The following recipe is for basic unsweetened almond milk.

Almond milk
makes 2 cups

1 cup raw almonds
2 cups of water

Soak the raw almonds in lots of water for 48 hours.
Once soaked, rinse well and drain.
Place almonds in a powerful blender with 2 cups of clean water (use filtered if possible).
Blend until mixture is super smooth.
Pour mixture into nut milk bag, making sure you have a bowl to catch the nut milk!
Squeeze as much of the liquid out as you can.
Pour prepared milk into a glass bottle with tight fitting lid, it should keep in the fridge for 2 days.

Now at this point, prior to bottling, you can add your flavours.

So normally I would add some organic vanilla extract and a couple of drops of stevia or a date to give it a tiny bit of sweetness.

Was that the easiest thing ever or what?
You can do that to every nut you desire.

So, with delicious fresh almond milk in tow, I decided to make a yummy turmeric almond milk.
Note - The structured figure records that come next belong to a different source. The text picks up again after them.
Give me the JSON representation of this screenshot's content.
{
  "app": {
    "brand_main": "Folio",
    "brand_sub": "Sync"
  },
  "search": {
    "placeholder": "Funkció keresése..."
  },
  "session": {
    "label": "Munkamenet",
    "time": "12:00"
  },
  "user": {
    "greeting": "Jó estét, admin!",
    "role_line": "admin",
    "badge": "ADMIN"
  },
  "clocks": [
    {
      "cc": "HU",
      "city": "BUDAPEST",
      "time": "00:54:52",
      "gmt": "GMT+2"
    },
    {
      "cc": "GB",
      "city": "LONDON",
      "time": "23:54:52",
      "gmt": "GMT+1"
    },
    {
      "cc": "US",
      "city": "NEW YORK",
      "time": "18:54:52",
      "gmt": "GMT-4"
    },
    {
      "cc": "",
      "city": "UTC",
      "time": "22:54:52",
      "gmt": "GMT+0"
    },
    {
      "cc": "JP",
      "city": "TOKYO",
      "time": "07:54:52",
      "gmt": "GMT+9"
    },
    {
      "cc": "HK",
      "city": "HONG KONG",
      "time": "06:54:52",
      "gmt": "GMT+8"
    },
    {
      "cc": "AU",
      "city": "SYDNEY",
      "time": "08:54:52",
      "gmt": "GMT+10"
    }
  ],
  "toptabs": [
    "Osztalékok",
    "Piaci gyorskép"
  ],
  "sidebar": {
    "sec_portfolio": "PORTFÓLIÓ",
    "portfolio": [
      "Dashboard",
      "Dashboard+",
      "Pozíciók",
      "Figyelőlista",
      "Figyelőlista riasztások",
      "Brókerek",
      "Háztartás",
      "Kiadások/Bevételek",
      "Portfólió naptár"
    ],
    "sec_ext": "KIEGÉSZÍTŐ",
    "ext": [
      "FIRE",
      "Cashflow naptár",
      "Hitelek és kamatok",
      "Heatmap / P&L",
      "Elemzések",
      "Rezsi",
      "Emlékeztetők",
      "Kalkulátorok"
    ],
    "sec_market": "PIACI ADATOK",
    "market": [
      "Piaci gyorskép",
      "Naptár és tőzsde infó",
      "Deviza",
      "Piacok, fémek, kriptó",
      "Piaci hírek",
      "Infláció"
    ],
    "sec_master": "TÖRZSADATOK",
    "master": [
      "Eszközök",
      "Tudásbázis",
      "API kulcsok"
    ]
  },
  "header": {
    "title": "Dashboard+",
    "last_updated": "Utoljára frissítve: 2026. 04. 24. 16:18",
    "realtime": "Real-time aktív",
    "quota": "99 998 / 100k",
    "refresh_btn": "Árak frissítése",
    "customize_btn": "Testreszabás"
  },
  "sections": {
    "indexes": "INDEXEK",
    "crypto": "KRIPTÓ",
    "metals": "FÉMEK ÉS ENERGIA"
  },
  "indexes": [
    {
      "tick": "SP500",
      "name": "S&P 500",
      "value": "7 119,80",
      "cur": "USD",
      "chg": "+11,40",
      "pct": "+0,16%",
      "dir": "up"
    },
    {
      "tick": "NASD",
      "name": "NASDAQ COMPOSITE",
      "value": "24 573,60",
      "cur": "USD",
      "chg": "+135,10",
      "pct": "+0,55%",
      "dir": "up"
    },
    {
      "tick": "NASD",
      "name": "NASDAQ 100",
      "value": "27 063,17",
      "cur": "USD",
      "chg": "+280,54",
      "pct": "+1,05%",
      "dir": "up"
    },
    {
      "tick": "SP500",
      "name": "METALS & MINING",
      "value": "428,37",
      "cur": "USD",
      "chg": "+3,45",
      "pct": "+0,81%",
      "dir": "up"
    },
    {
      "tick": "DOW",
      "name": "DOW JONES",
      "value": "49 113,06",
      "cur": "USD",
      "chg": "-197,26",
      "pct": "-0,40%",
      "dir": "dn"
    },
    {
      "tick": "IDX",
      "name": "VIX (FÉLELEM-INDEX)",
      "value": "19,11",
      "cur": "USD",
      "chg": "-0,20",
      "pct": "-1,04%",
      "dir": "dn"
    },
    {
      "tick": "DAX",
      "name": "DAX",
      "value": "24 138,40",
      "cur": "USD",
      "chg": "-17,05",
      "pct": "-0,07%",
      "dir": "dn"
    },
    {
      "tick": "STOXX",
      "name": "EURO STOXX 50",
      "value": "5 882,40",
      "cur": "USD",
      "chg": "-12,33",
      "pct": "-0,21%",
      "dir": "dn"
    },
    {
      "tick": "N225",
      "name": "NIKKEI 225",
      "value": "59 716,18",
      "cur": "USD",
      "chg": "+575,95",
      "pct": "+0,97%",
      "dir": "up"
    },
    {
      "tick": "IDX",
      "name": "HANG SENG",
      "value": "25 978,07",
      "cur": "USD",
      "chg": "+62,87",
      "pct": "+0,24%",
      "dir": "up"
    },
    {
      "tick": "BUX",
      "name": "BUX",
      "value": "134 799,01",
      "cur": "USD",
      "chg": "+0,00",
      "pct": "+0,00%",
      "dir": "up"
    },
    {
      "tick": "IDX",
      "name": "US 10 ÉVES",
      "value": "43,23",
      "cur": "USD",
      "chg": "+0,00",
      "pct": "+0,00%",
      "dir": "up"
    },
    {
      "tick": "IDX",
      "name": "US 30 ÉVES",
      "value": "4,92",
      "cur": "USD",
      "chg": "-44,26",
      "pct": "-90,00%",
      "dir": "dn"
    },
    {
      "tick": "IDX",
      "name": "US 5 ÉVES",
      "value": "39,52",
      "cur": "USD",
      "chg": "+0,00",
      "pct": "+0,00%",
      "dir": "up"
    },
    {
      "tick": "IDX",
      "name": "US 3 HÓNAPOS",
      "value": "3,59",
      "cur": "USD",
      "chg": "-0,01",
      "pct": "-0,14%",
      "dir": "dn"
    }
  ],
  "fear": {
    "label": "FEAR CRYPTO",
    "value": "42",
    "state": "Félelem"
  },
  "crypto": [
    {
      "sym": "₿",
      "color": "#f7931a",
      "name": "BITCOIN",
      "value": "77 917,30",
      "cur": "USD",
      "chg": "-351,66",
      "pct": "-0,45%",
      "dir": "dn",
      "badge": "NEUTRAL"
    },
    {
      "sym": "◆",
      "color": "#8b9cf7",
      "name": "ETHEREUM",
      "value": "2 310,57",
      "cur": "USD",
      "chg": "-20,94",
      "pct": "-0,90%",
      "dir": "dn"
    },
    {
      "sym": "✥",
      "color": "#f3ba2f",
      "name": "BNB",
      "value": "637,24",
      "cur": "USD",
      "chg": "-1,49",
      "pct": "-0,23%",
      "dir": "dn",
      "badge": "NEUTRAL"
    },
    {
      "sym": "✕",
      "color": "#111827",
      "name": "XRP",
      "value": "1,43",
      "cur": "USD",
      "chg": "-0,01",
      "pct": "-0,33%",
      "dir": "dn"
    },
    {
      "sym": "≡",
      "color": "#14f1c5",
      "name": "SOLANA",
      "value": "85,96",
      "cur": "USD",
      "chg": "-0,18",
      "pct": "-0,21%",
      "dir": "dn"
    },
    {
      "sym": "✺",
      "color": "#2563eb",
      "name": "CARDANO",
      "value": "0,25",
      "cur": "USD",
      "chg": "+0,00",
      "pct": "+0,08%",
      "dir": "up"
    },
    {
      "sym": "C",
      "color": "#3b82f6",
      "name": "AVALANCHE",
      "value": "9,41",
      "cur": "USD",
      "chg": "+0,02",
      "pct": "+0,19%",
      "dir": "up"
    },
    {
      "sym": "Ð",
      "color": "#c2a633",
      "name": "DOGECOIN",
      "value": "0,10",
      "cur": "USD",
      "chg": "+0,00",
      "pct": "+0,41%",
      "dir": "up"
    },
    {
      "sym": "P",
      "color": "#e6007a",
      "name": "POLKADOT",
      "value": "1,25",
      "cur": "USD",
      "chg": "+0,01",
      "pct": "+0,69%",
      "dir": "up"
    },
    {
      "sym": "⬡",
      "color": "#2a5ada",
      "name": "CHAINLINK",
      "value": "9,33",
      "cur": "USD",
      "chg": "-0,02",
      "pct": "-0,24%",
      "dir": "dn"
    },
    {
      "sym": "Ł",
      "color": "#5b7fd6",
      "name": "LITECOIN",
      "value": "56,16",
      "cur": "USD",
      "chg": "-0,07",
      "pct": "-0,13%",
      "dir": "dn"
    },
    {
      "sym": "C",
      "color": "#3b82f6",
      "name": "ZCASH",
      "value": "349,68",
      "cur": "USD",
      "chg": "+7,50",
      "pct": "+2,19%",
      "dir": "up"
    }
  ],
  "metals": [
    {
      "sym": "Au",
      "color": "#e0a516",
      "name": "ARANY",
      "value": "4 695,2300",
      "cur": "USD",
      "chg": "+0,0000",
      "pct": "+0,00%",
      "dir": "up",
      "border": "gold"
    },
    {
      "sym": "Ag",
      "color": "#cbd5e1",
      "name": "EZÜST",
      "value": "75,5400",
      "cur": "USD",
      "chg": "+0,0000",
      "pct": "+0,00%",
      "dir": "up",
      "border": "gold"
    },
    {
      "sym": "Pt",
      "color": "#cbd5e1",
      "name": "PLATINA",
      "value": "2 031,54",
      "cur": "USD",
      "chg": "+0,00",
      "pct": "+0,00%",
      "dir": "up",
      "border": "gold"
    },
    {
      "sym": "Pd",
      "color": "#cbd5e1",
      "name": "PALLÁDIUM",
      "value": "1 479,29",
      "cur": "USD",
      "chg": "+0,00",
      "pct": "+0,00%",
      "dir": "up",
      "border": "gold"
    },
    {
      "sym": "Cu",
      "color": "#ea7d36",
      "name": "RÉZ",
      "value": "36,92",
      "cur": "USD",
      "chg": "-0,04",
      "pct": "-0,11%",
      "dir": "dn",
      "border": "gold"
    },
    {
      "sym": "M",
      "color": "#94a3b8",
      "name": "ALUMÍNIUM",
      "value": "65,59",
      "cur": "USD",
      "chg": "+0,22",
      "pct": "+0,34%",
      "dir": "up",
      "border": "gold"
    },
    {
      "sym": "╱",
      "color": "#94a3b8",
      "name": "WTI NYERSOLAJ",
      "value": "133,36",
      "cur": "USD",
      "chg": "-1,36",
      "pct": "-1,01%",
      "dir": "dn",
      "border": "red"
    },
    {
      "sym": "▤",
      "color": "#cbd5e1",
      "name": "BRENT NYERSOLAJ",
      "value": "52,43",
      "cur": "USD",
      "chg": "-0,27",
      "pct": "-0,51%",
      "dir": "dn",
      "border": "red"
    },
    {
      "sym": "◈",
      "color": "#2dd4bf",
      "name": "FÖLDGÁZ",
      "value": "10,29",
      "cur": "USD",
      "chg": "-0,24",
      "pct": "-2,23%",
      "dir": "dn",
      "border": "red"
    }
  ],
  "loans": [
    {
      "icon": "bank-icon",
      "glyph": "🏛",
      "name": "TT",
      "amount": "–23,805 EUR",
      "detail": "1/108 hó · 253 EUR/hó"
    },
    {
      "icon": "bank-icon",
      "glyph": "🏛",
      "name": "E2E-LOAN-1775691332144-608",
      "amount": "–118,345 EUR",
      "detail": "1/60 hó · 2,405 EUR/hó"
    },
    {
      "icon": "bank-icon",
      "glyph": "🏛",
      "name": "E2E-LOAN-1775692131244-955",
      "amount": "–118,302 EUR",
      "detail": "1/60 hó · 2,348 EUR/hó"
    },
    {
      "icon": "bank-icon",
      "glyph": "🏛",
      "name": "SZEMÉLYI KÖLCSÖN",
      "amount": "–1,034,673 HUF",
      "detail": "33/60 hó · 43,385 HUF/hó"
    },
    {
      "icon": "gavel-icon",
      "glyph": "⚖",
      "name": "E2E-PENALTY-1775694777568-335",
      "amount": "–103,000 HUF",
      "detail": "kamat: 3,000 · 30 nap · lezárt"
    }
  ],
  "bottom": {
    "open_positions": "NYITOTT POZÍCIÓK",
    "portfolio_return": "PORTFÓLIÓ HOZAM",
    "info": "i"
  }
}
Why do I love turmeric so much?
Simple really, turmeric is an overall healing spice.  Apart from being a powerful anti-inflammatory, it also has anti-tumour and anti-microbial properties.
It’s the bright yellow pigment, curcumin, that makes turmeric the pharmacological powerhouse that it is.

Here’s what you need:

Tumeric Almond Milk
Makes 2 cups

Prepared almond milk (as above)
2 pitted medjool dates
1 TBS raw coconut nectar
1 1/2 tsp of ground turmeric
1 tsp ground cinnamon
1/4 tsp ground ginger
1/8 tsp of cardamon
freshly cracked pepper*

Blend all ingredients together until smooth.
*adding the black pepper means that piperin, the active ingredient in black pepper, increases turmeric absorption, making it up to 2000x more powerful.  Hand me the grinder!!

Whilst you can have the turmeric almond milk cold, it also makes a delicious and nourishing drink when warm.
To keep it raw, I just blended mine again in the vitamix until it warmed up a bit.

So I bet you’re wondering about the almond pulp right?  No, don’t throw it in the bin!  There’s many things that you can do with almond pulp, here’s one of my favourite ways with almond pulp.

Almond Hummus
Makes about 500 mls

Left over almond pulp
1 large zucchini
small handful of baby spinach
1 garlic clove
1 tsp of ground cumin
juice of half a lemon
1/4 cup of water
Himalayan pink salt and freshly ground pepper to taste

Blend all ingredients together in a powerful blender, you will need to scrape the sides down to make sure you get a smooth consistency as it’s quite thick.  Don’t be tempted to add more water, you just need to push the ingredients down with the blender tool to get all the ingredients blended up.
Store in a glass container with a tight fitting lid.  Should keep for about 3 days.


The reason I love this hummus so much is because it still has that delicious smooth consistency and taste but is completely raw.  I’ve tried making raw hummus before using sprouted chickpeas, but it didn’t taste as good as this!

I also use the hummus as a salad dressing, it’s the bomb!